I recently learned how some of the larger commercial country stations determine which songs will receive airplay. Market surveys are made in which short snatches of songs are played to randomly chosen participants over the telephone. These participants are then asked to rate the song they've heard on a 1 to 5 scale with 1 signifying a high rating and 5 the lowest rating. The songs rated lowest do not receive airplay. What surprised me is that the ones rated highest are also excluded from airplay.

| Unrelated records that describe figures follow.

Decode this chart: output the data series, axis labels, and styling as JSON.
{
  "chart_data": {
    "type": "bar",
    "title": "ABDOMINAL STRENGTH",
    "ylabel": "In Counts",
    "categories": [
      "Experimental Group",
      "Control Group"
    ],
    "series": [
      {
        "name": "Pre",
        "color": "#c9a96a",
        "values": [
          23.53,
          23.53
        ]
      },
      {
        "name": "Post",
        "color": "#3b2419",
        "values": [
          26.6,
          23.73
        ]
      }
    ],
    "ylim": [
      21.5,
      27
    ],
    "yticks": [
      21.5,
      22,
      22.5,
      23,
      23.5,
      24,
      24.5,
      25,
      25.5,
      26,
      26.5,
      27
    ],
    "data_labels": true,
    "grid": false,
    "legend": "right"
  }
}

Researchers have determined over time that songs generating strong positive reactions in some people elicit strong negative reactions in others. This reaction would prompt people to hit that button on their car radios to select a different station. On the other hand, playing a blander selection of music encourages listeners to keep listening, at least for the short term. This is, after all, the entire point of commercial radio. Commercial stations are in the business of delivering as large an audience as possible for their advertisers. In most cases their dedication to the genre represented in their formats is entirely tied to the size of the audience generated by that genre.

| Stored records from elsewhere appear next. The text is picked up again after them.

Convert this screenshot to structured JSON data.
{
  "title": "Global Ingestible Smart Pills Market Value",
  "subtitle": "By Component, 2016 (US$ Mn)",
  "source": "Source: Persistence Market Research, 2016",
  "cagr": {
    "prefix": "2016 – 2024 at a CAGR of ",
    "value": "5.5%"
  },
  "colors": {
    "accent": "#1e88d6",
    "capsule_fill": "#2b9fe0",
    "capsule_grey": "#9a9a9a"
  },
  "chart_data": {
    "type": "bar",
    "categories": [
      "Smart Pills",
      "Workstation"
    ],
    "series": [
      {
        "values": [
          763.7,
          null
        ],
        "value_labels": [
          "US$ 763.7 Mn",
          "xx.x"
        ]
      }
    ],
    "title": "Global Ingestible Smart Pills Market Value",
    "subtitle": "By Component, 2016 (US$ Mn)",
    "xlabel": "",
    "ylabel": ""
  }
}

Such practices will, I believe, eventually erode the vast fan base that country music currently enjoys. People don't often consciously choose to hear aural wallpaper. Sooner or later most will abandon music that lacks sufficient passion and substance.

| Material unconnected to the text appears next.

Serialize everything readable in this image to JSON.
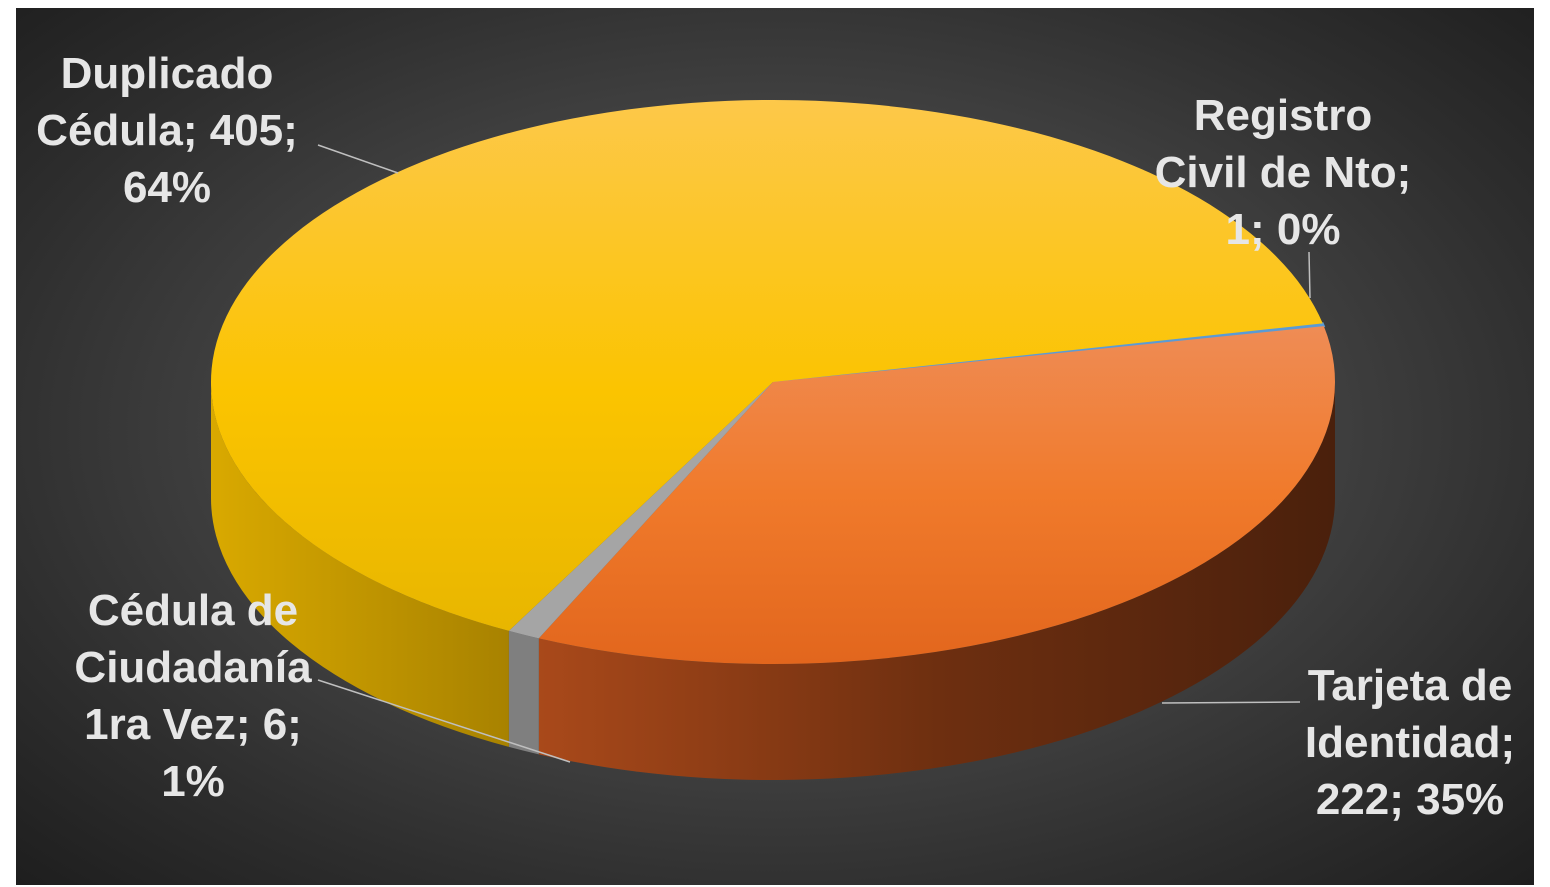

This approach represents one extreme in the programming spectrum. At the other end of this spectrum are programmers, probably working out of college or public radio stations, who are true believers and feel their mission is educational. In old-time radio, programmers of this type may emphasize field recordings or other specialized niches on their shows.
This approach unnecessarily restricts the appeal of their shows, and limits the potential size of their audience, ultimately threatening the viability of their shows. It also does a disservice to old-time music by misrepresenting it as more narrow in scope than it really is. I'm continually amazed by how inclusive and wide-ranging old-time music is. A balance should be struck between these extremes that best fit the expectations of the potential audience, the ambitions of the station and the needs of the music showcased.
On my show I encourage feedback in the form of comments, song requests, play list requests, and music source inquiries. By planning my program in advance I can field telephone calls during the show, research the desires of my audience and craft my show accordingly. By providing easy access to the host I help to personalize my relationship with my listeners.
I vary my programming between Carter Family-style vocals, solo and group instrumental numbers spanning a full range of old-time instrumentation, new commercial performances of both traditional and original materials, archival and revival sources, home and field recordings, sacred and secular themes. . . you get the idea. In this way I can retain the interest of a broad segment of my potential audience by providing something especially appealing for them in variable intervals. At the same time my audience experiences a wide sampling of the various styles that make up old-time music.
I used to concentrate the various styles I presented into regular discrete segments in order to promote a regular listenership, even if that listenership was made up of audience segments that only tuned in to their favorite portion of the show. Now I program the show so the styles are more evenly dispersed throughout the program. My intent is to keep as many listeners as possible tuned in for the whole show or longer. In time this approach may change, too.
Individual programmers should decide what works best for their own circumstances, and what works best may well change over time. Part of the continuing challenge and excitement in radio involves this process of learning how best to serve the various constituencies that allow an old-time radio show to exist and flourish. The concerns of the station, the needs of the listeners and the programmer's responsibilities to the music are important parts of the programming process.